All the tanking talk that has taken over NBA discourse this season seems incredibly misguided. At least on here, it seems to be consensus that the teams in the worst position are the ones that are consistently mid, putting together teams of past-their-prime veterans and low-ceiling prospects just to end up in (or just outside) the play-in. Ask me how I know! Most people would say that the Kings and Bulls are in a worse situation than the Jazz and Wizards for this reason. So why are we focused on making it harder for these teams to actually rebuild? Flattening lottery odds just disincentivizes perennial play-in teams from actually rebuilding, because the rebuild will take far longer—see the Pistons taking 5+ years to put a good team around Cade because they fell hard in the lotto every year afterwards.

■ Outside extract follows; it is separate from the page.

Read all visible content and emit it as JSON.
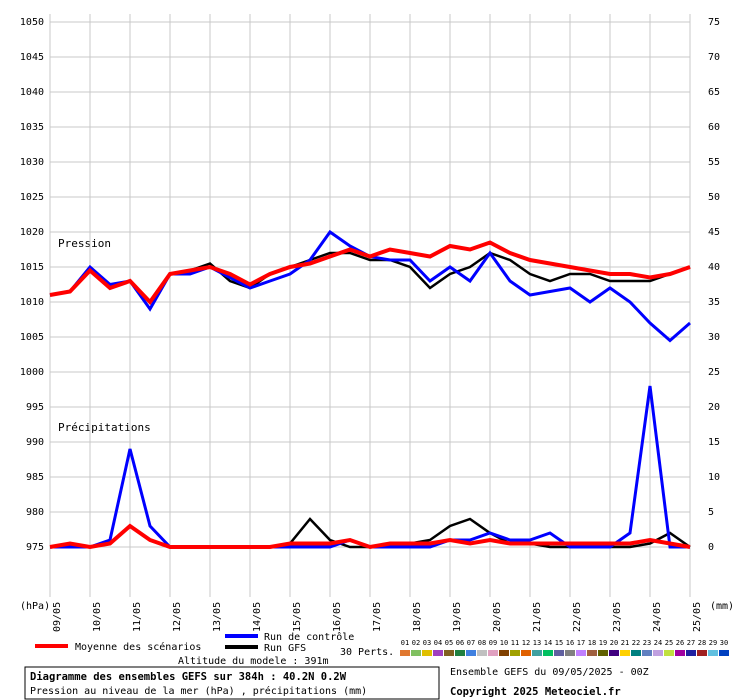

When tanking is done right, the ends justify the means; when Adam Silver says “There is an aspect of team-building that is called a genuine rebuild, a rebuild with integrity,” it doesn’t actually refer to the extent of the tank, but the timeline of the rebuild. Of the unanimously considered ‘best front offices’ in the league—OKC, San Antonio, Boston—two of them bottomed out, got lucky in the lottery and picked extremely well, rebounding back to a top team in a few seasons. One of them exported this process to another team and were able to compete even faster because of it.
If this is the standard to which all teams are measured, why make it harder to replicate the conditions that facilitated their rise? A more reasonable policy directive would aim to expedite the rebuild process to incentivize these ‘rebuilds with integrity’ and give perennial low lotto/play-in teams like the Kings/Bulls more reasons to commit to a full rebuild. In leagues like this, success is inevitably cyclical: the health of the league is best promoted by ensuring the cycle is available and effective for all teams. Flattening lottery odds further and punishing tanking does nothing to this effect.